1 Cl. Ch. 453 | New York Court of Chancery | 1841
The nature of the transaction between these parties is not difficult to be comprehended or understood. Stow, the defendant who litigates this suit, was fixed as endorser upon a note held by Talcott. The complainant held a note of the same amount against Talcott, with which Stow had no connexion; but if Stow could procure this note of the complainant it would enable him to pay Talcott the note which he held against Stow as endorser, and Talcott was willing thus to liquidate his own debt and give up the note which he held. Stow had not the money to meet his endorsement held by Talcott, but if he could procure the note held by the complainant, it would be as valuable as so much money to him. He made the negotiation for such purpose, and purchased this note of the complainant by the transfer of this mortgage and other securities for a larger amount, and not then-due, with a guaranty of the collection.

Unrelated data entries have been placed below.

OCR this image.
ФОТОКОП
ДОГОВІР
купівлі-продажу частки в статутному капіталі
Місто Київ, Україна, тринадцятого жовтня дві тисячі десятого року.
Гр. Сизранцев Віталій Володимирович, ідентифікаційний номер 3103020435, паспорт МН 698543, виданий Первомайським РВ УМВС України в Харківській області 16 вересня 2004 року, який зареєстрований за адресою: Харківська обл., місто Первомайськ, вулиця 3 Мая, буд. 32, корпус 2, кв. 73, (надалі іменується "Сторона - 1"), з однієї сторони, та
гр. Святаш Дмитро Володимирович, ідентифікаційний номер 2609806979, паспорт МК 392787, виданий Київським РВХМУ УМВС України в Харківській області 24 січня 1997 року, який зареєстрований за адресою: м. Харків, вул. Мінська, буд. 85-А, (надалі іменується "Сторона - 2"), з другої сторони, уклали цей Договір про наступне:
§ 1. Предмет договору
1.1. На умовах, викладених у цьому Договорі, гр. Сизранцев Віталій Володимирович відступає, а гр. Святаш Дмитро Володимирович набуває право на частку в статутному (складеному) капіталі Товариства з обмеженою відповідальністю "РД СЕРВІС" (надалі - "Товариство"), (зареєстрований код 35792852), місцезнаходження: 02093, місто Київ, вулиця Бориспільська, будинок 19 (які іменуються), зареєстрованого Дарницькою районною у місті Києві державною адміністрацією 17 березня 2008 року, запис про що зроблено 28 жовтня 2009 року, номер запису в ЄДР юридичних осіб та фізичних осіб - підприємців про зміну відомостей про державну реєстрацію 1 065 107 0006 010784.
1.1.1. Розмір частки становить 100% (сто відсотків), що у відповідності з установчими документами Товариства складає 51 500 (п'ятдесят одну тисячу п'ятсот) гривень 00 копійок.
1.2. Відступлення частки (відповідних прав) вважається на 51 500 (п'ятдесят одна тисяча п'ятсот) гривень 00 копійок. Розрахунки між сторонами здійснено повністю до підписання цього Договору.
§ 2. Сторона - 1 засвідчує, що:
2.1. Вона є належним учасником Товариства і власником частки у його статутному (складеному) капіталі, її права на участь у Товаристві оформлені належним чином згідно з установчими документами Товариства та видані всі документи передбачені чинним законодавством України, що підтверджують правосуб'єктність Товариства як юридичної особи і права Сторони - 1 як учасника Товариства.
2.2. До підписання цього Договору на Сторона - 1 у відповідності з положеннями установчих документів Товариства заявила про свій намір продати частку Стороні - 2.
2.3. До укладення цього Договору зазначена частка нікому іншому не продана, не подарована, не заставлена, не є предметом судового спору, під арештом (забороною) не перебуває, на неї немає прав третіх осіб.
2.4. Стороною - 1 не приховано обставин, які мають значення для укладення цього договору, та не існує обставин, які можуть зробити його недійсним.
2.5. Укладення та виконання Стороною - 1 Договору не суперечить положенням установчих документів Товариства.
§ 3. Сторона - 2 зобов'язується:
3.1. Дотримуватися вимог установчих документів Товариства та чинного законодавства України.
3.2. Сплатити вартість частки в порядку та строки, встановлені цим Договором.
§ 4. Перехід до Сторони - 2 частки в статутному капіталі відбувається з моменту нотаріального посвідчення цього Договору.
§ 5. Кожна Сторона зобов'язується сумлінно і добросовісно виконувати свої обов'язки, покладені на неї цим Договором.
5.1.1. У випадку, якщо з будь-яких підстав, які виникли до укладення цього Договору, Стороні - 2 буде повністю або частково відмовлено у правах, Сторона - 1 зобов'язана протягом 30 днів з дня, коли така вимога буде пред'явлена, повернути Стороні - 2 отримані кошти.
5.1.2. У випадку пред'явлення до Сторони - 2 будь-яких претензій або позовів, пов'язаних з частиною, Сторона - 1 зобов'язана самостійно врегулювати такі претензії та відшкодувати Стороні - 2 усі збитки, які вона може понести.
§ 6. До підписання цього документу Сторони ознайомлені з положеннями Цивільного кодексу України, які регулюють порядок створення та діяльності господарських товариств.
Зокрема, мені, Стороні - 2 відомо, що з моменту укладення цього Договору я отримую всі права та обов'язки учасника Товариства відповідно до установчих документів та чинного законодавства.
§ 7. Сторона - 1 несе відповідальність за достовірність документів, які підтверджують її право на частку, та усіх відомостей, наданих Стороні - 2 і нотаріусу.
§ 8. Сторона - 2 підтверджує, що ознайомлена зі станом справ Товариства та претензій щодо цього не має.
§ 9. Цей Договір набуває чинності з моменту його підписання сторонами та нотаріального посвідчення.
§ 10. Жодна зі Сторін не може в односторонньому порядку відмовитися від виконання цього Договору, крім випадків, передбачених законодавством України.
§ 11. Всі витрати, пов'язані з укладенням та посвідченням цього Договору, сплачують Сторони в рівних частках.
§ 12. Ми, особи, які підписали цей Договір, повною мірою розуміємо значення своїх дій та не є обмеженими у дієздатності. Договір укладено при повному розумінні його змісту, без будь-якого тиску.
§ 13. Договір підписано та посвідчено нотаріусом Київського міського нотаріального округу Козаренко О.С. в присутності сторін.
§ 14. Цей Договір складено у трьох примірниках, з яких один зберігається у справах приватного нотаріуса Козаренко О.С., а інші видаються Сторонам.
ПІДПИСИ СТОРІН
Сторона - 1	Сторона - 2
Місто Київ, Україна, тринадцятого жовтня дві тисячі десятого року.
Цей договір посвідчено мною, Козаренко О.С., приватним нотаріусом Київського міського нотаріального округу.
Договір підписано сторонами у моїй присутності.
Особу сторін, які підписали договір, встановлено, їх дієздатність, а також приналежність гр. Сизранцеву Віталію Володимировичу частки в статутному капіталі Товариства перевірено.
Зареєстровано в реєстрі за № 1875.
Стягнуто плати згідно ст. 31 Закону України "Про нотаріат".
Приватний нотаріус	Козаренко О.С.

In substance and in effect the whole transaction between Stow and the complainant, as presented by the answer, amounts to this : that Stow sold to the complainant, with guaranty, certain choses in action to the amount of ¿4,000 for $3,000 in cash. The question then presented would be, is Stow liable upon this guaranty to.the complainant, or is the guaranty void for usury. The defendant, it is to be observed, does not attempt to impeach the assignment, so far as it affects the transfer of the paper, but only to impeach his own covenant, so far as his personal liability thereon is concerned.